Note that current HadoopDrive version (1.3.0) supports only one security model : “Authentication when security is off”. It means that user.name=USERNAME will be added to each single HTTP request (Hadoop Authentication). If you’d like to use HadoopDrive, but you use different authentication method, please contact with us to add such feature (bigdotsoftware@bigdotsoftware.pl)

Q: What file operations are available in HadoopDrive
HadoopDrive supports CREATE, OPEN, MKDIRS, RENAME, DELETE, GETFILESTATUS, LISTSTATUS. If you need more operations to be supported – let us know , we are happy to add new features to HadoopDrive (bigdotsoftware@bigdotsoftware.pl)

Q: Do I need license?
Depends from you. Licenses are cheap and they have a form of project donation (licenses start from $5). Not licensed version is still fully functional, but it has brandings enabled (HadoopDrive shows 2 virtual (fake) files in the root folder: README.txt and README.jpg). Those files are virtual ones, and they are not stored nor copied to your Hadoop cluster. We are more than happy with each donation, because thanks to them we can maintain and develop our product. So, If you like HadoopDrive, please consider license purchase for each workstation or project donation.

Q: How to apply license key
Open configuration window and click ‘Register’ button. A window with steps will appear. Please follow those steps to license your HadoopDrive.

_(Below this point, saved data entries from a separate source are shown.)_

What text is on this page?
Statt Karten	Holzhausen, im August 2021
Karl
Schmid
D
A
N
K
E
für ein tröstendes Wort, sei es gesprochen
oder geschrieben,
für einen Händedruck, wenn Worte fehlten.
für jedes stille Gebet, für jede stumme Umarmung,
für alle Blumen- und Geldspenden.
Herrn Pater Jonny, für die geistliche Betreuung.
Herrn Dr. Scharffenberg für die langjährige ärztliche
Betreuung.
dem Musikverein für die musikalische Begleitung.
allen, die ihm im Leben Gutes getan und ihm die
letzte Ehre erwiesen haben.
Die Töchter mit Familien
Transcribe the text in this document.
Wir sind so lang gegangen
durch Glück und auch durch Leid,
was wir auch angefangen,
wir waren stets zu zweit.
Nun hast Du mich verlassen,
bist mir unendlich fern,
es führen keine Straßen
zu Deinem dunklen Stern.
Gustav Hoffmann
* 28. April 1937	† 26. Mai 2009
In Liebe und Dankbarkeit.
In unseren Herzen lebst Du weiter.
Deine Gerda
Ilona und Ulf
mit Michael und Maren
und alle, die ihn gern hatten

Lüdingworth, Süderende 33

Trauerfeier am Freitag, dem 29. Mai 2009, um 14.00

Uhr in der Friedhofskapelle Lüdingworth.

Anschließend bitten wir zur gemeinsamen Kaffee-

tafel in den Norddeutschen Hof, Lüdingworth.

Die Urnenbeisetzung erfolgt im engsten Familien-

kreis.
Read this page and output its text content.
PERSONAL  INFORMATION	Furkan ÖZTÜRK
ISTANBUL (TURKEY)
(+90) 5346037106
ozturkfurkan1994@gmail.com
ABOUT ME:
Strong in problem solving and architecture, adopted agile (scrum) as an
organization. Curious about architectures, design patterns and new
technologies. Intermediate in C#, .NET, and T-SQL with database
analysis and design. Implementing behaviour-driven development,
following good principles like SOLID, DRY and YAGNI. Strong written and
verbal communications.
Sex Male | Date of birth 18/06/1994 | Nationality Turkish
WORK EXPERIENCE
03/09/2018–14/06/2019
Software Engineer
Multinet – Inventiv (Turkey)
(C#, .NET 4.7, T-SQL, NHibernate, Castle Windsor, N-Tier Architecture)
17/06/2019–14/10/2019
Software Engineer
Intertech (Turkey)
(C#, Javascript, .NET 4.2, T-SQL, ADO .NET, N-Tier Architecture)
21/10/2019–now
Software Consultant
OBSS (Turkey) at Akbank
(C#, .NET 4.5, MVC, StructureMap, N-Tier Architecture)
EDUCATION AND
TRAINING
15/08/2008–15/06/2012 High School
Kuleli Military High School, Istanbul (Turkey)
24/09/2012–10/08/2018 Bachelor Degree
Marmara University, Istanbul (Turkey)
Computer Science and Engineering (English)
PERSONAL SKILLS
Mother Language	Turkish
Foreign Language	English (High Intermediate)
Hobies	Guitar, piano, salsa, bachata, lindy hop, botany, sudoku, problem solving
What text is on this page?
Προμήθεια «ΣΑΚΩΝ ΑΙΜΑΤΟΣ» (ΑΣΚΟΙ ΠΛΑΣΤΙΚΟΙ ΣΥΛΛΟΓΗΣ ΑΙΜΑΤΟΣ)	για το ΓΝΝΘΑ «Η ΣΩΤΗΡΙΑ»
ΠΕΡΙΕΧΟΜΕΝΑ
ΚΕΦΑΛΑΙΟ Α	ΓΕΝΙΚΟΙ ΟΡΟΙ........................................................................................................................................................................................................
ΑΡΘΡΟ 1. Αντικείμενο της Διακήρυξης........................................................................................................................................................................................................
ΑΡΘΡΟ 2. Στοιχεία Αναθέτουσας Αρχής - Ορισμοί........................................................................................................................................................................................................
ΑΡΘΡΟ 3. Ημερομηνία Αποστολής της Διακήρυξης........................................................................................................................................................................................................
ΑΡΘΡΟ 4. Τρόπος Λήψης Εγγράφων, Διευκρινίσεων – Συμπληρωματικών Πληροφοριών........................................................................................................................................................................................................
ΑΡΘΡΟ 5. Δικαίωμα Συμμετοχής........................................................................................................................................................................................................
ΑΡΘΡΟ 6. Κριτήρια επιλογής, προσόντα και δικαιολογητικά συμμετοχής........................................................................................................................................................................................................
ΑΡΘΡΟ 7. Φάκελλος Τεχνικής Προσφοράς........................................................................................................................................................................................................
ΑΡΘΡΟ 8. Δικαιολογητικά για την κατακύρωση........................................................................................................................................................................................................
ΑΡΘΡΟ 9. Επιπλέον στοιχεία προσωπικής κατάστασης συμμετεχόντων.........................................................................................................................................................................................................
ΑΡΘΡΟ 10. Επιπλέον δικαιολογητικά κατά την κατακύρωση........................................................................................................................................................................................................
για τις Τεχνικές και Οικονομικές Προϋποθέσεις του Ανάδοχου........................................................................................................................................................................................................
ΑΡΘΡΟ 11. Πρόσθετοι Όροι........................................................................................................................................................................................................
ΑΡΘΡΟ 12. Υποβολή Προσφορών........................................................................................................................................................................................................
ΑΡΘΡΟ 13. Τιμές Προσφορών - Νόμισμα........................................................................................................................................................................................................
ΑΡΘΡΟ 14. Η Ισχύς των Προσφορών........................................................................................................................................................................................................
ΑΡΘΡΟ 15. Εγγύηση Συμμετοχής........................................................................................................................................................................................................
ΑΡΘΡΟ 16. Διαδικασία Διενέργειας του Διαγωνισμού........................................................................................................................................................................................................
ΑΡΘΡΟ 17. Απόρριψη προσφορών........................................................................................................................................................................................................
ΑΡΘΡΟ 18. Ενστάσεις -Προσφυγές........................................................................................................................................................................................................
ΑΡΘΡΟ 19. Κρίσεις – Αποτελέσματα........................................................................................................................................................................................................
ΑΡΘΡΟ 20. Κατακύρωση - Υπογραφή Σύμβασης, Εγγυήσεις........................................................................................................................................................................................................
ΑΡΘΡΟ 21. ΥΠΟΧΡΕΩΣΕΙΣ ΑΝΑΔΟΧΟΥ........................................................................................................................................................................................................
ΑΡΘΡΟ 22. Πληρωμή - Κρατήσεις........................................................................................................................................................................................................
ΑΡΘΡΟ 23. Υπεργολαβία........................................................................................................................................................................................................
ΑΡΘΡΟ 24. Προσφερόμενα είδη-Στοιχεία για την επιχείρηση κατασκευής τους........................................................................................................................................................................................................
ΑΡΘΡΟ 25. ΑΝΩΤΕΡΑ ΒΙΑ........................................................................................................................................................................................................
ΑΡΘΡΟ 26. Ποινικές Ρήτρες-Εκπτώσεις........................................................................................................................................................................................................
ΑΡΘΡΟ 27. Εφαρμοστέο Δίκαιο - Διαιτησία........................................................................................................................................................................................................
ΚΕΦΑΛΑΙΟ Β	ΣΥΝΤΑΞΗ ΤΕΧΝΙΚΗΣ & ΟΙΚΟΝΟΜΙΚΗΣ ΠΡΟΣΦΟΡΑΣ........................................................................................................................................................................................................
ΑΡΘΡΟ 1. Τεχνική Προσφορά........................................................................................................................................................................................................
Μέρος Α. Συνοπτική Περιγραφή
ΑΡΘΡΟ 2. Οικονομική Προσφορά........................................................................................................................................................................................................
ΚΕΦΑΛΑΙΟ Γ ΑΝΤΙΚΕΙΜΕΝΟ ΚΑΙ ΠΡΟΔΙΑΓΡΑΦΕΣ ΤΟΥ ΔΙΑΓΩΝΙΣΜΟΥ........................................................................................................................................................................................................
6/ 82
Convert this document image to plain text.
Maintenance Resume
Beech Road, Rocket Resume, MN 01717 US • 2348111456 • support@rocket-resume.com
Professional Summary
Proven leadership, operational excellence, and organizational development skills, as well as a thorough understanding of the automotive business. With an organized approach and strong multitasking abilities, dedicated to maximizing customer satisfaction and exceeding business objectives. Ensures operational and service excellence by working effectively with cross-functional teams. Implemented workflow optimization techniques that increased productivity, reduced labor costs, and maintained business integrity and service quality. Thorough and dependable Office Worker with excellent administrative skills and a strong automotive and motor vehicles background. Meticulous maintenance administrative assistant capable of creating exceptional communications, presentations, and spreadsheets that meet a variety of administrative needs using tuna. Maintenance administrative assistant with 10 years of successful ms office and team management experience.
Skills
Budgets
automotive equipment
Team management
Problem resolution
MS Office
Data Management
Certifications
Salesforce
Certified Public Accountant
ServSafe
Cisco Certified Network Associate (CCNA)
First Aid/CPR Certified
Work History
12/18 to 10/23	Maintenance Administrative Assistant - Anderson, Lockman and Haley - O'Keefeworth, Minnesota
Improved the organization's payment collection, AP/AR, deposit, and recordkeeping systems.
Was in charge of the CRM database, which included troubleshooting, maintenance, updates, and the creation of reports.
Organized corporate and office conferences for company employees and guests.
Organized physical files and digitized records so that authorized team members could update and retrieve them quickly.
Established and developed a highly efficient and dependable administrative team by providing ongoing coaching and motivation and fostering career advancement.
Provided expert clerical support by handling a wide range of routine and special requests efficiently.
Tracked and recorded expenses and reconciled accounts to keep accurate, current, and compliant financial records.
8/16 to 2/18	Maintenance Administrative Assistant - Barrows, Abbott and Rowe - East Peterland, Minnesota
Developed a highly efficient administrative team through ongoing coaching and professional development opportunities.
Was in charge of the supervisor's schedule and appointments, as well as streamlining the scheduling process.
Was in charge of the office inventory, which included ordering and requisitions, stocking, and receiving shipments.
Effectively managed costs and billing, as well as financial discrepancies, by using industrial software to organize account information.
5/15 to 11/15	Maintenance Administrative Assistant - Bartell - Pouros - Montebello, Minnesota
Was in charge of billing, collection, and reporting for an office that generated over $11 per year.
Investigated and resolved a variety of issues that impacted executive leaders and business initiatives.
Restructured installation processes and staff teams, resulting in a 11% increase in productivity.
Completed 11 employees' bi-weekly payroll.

Q: What is a namenode/datanode

Please find below answers from Apache Hadoop website

HDFS has a master/slave architecture. An HDFS cluster consists of a single NameNode, a master server that manages the file system namespace and regulates access to files by clients. In addition, there are a number of DataNodes, usually one per node in the cluster, which manage storage attached to the nodes that they run on. HDFS exposes a file system namespace and allows user data to be stored in files. Internally, a file is split into one or more blocks and these blocks are stored in a set of DataNodes. The NameNode executes file system namespace operations like opening, closing, and renaming files and directories. It also determines the mapping of blocks to DataNodes. The DataNodes are responsible for serving read and write requests from the file system’s clients. The DataNodes also perform block creation, deletion, and replication upon instruction from the NameNode.

The NameNode and DataNode are pieces of software designed to run on commodity machines. These machines typically run a GNU/Linux operating system (OS). HDFS is built using the Java language; any machine that supports Java can run the NameNode or the DataNode software. Usage of the highly portable Java language means that HDFS can be deployed on a wide range of machines. A typical deployment has a dedicated machine that runs only the NameNode software. Each of the other machines in the cluster runs one instance of the DataNode software. The architecture does not preclude running multiple DataNodes on the same machine but in a real deployment that is rarely the case.

The existence of a single NameNode in a cluster greatly simplifies the architecture of the system. The NameNode is the arbitrator and repository for all HDFS metadata. The system is designed in such a way that user data never flows through the NameNode.

Q: How to install HadoopDrive

Installation in three steps:

Download latest HaddopDrive from here
Launch installer and click “Next”
Enjoy 🙂